HOUSTON — A federal appeals court has rejected an appeal from a Texas man serving life in prison for burning one of his girlfriend’s children with acid during an argument while in a pickup truck in far North Texas nearly 10 years ago.
Tracy Lynn Escobedo contended six jurors at his trial in Gainesville, about 60 miles (96.56 kilometers) north of Dallas, were biased when they convicted him in 2010 of felony injury to a child.
“There is no evidence that the jurors in question were actually biased,” the 5th U.S. Circuit Court of Appeals said late Monday, upholding the rulings of lower courts.

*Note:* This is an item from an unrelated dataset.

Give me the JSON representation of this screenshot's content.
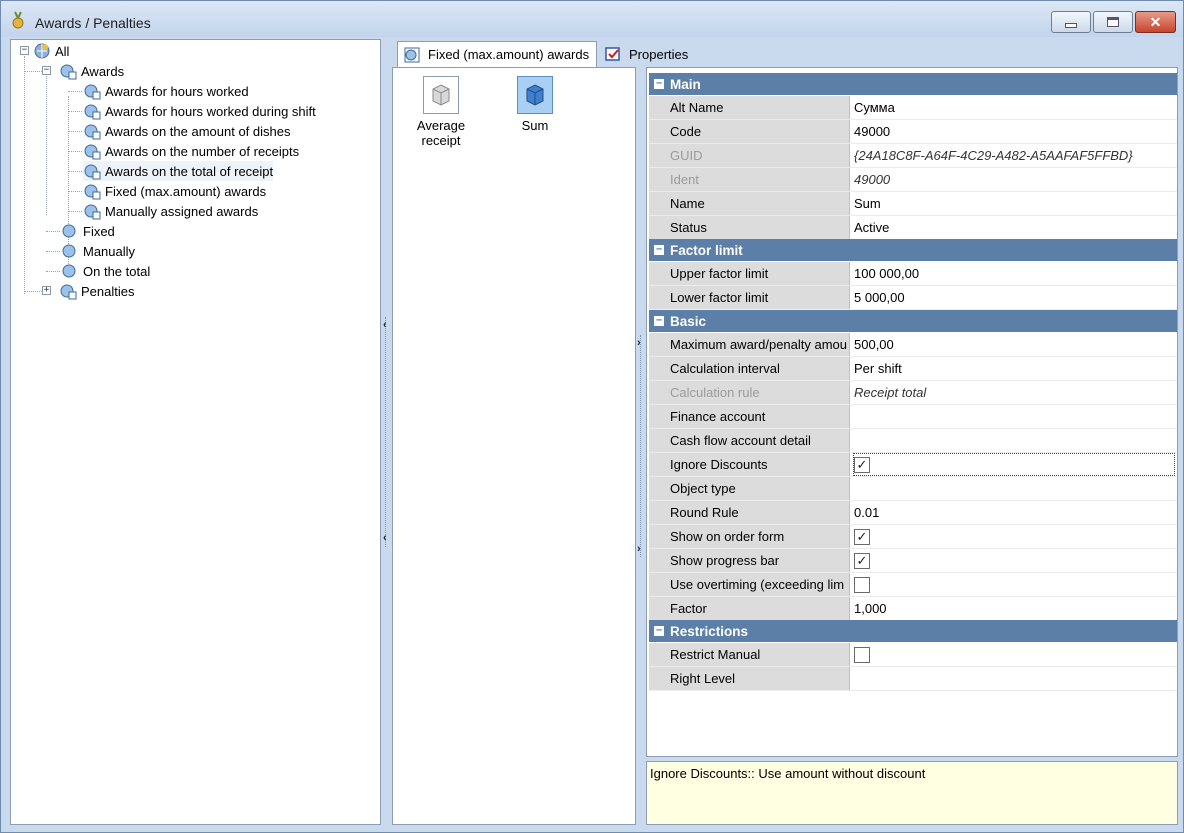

Escobedo, 37, an inmate at the Texas Department of Criminal Justice McConnell Unit, had filed his own appeal.
Four children — 14, 7, 4 and 18 months — were hurt in January 2009 after a bottle of liquid drain cleaner containing sulfuric acid broke open. Testimony showed Escobedo threw it while arguing with their mother, Cynthia Stout. The oldest child was hospitalized for two months and is permanently scarred, according to court documents.
Escobedo was charged with injuring all four but only tried on one of the charges.
Escobedo testified he intended to toss the bag into the back of the pickup and it accidentally went through an open window. He said one of the kids shook the bottle of drain cleaner that he’d intended to use to unclog a drain.
Testimony showed it hit the window frame and broke, spraying the children. Escobedo fled and turned himself in to police days later.
Cooke County prosecutors said his version of the events was intended to cover up his use of the acid in the drain cleaner to make methamphetamine. According to court records, he acknowledged under cross-examination he’d made the illegal drug a week earlier. He also testified he stored his manufacturing equipment in a ditch near the house in Woodbine, a rural area east of Gainesville, where he was living intermittently with Stout and her husband. She was the mother of one of Escobedo’s children, who was among the children hurt.
Stout was convicted of causing serious bodily harm to a child by criminal negligence related to Escobedo’s case and is serving a 10-year prison term.